Friday, January 2, 2015

I Love, love. LOVE Lucy!

Although resolutions aren't really my "jam", I came across a quote that I really needed to read, and it has kind of shaped my intent for the year. "Love yourself first, and everything else falls into line"- Lucille Ball. Is that an amazing quote, or what? I see 2014 as the year that I started my self love journey. And although I'm far from there, I have made continuous, conscience steps toward loving, and accepting myself.

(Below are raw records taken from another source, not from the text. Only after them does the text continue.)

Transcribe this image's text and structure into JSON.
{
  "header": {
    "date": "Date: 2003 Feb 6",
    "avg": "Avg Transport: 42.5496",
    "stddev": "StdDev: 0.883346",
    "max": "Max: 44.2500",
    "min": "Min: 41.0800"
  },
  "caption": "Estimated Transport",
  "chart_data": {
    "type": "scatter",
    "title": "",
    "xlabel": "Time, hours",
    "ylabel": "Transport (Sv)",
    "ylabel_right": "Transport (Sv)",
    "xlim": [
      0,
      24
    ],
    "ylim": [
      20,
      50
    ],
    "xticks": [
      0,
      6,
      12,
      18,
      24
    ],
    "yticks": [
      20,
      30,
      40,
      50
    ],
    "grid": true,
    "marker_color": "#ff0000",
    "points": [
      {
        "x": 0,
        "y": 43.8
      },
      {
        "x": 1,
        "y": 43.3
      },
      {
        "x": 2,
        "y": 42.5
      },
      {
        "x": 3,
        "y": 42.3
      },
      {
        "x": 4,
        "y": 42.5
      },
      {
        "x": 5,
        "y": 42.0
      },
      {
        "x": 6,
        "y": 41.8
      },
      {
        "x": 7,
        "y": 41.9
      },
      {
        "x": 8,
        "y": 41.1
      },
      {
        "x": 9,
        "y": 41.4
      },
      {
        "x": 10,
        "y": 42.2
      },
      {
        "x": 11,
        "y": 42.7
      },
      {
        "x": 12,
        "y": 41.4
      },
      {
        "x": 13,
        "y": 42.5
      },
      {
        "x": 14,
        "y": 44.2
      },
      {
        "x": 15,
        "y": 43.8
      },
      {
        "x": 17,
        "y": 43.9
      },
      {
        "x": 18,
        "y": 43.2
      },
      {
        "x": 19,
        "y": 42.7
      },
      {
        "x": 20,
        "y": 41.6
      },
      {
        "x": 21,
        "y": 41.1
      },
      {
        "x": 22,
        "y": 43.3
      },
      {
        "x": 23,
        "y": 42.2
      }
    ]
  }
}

It really is the first time in my adult life that I have kept myself moving forward, even if I fall backwards, I don't let it become an excuse to stay in the gutter. I had an important relationship end, and I let myself heal through health, not booze and nicotine. 2014 is the year that I finally ended my toxic, abusive relationship with nicotine. I started really paying attention to what I'm putting into my body, food wise. Although I'm not really doing the Raw till 4 strictly, experimenting with that lifestyle taught me that I thrive on a higher carb diet. I will probably do Raw till 4 in the summer as a matter of fact, because I did feel a buzz with all of that fruit coursing through my veins!! It feels so awesome to be an active participant in my health, and happiness, and all of this happened for me in 2014. I always thought taking care of yourself was for other people, not me.
I heard another quote about love while doing yoga the other day, and I don't remember the exact quote, as I was in a shoulder bind, so I was focused on that, but to paraphrase it said that all things begin with love. I want to change the world. I want to encourage people to live a  vegan lifestyle, I want to encourage people to take care of themselves because Western medicine-just no. I want life to be like Sesame street. I don't want our country to be racially divided. Sometimes when you hear recent news clips it's literally the "white's against black's" Just no. It is 2015.
I can't be a shriveled up, hateful person, all the while demanding compassion. and kindness. I have to be those things. And I am owning up to that more and more.
2014 was also the year I restarted this blog, and I am so glad I did! It is not like me to continue with something that I don't all the way "get". Especially when I am just putting all of my lack of knowledge right on out there. But seriously, I don't know one single person in this town who gives a crap about any of my feelings, or opinions, and it sucks ass. I don't recommend this kind of isolation to anyone. But I can rant and rave, talk about food, animals, whatever on this blog, and people actually read it, and if I'm getting any side eyes, and rolls, at least I can't see them!! (HA) But holding myself accountable for continuing this blog has proven to be really good for me. And I know my brain is getting good exercise, because I'm always working on improving my vocabulary, and grammar. So thank you so much to anyone who reads this. It means so much to me, I truly can't express it.
I want to keep progressing for 2015. I want to continue on this journey, and hopefully encourage some people along the way, as I have been encouraged. I really want a kind world, like I know most of us to, but I really want to be a warrior for kindness and compassion. I don't want to allow negative and toxic people dragging me down. So I need all the strength.
2014 also brought some amazing vegan foods to mainstream markets. Gardein, Earth Balance everything, Just Mayo, and many others I am spacing on, which is wonderful because statistics say a lot of people go vegetarian or vegan after the New Year, whether for health or ethics. So, there are so many delicious alternatives, we have a higher chance than ever of people sticking with it, or at least being open to some meatless days. So these vegan companies get my supreme gratitude.
Cheers to love, and delicious vegan food 4-EVA!!